Written by: Keith Tully
Published: 7th October 2019
The restaurant chain PizzaExpress has entered into talks with advisors as it aims to avoid becoming the latest victim of financial pressures within the UK’s casual dining sector.
Businesses in the sector have been struggling to cope financially in recent quarters, with their costs having risen steadily and consumer habits tending towards increasing caution in terms of where and how they spend their money.
Now PizzaExpress bosses are taking advice on what they might do to address a situation that sees their business sitting more than £1 billion in debt.
There are several hundred PizzaExpress outlets across the UK, with the company’s debt pile meaning it has around £1.6 million worth of debt per restaurant.
The business was acquired by a Chinese private equity operation called Hony Capital in 2014, having opened its first restaurant in London in 1965.
With the company having to connect with its creditors to discuss its current financial situation, there are fears that the Italian food chain could soon be heading out of business or struggling to survive.
Earlier this year, the restaurant chain Jamie’s Italian, created by the celebrity chef Jamie Oliver, went into administration and saw the closure of 22 outlets across the country.
Other Italian eatery chains, including Prezzo, have been forced under financial pressures to reduce the number of restaurants they operate, while other well-known casual dining sector brands, including the burger chain Byron, have survived recent financial crises only after entering into Company Voluntary Arrangements (CVAs).
PizzaExpress is among the largest and longest-standing casual dining operations in the UK but its finances have been under pressure for some time, with its chief executive Jinlong Wang saying in a recent statement that he recognises his company has a “critical need to innovate”.

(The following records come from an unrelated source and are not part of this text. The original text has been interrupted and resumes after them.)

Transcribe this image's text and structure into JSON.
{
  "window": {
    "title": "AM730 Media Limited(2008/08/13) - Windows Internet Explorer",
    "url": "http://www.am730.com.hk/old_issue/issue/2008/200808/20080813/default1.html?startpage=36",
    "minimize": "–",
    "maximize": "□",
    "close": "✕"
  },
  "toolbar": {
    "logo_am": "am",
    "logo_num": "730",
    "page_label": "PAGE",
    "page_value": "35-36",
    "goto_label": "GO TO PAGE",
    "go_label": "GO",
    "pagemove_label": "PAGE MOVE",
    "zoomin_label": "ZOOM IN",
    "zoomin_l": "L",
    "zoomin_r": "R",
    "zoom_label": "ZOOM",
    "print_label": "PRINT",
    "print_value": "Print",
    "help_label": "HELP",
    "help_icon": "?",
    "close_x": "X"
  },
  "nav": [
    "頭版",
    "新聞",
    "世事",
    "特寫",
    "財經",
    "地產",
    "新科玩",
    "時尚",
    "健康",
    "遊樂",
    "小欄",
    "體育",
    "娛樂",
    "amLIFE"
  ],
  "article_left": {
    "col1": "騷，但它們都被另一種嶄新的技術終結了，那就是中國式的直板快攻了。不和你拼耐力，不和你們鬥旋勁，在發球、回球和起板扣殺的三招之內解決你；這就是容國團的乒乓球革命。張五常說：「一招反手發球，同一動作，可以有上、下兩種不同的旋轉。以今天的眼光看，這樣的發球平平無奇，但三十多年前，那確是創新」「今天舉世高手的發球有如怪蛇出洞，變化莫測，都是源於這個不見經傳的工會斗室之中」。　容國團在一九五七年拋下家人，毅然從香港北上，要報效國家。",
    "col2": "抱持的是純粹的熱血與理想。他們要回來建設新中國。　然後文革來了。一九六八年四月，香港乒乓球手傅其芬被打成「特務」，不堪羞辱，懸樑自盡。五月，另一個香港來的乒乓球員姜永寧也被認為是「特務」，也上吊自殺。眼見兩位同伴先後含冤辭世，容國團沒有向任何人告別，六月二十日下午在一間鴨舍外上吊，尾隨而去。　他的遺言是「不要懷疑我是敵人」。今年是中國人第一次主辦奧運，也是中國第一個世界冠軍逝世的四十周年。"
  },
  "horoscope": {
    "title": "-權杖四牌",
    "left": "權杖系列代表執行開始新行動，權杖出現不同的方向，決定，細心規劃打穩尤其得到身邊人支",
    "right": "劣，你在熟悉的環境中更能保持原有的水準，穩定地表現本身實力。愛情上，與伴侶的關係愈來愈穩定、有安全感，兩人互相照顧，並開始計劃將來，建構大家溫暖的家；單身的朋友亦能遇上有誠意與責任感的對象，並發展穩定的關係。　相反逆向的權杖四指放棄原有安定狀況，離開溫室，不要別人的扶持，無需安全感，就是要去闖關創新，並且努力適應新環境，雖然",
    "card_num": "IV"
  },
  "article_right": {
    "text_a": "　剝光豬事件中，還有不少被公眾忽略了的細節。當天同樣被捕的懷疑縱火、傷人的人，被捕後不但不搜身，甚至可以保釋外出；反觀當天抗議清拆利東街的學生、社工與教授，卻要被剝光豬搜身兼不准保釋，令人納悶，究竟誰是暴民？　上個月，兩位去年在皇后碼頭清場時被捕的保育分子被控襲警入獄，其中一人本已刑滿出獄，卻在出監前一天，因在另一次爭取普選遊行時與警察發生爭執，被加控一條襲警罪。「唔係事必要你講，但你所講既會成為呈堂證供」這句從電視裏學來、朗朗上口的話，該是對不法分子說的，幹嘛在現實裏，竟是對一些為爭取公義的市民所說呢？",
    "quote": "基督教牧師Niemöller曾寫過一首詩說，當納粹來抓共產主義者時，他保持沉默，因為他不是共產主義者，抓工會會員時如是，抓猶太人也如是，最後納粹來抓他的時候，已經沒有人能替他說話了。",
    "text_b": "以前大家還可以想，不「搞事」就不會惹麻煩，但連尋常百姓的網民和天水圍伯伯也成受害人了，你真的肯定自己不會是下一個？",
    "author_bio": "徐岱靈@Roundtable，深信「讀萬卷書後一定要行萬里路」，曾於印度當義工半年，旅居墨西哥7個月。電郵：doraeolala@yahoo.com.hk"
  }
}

“Intense competition in the causal dining sector encourages innovation and we are constantly seeking ways to increase appeal to new and existing customers,” Mr Wang said after PizzaExpress posted profits down 7.7 per cent for the first half of this year.
“Looking ahead, whilst we expect both the UK and Ireland and International markets to remain challenging, we are confident in our ability to successfully appeal to customers and believe that we will continue to deliver a resilient performance across the remainder of 2019,” he added.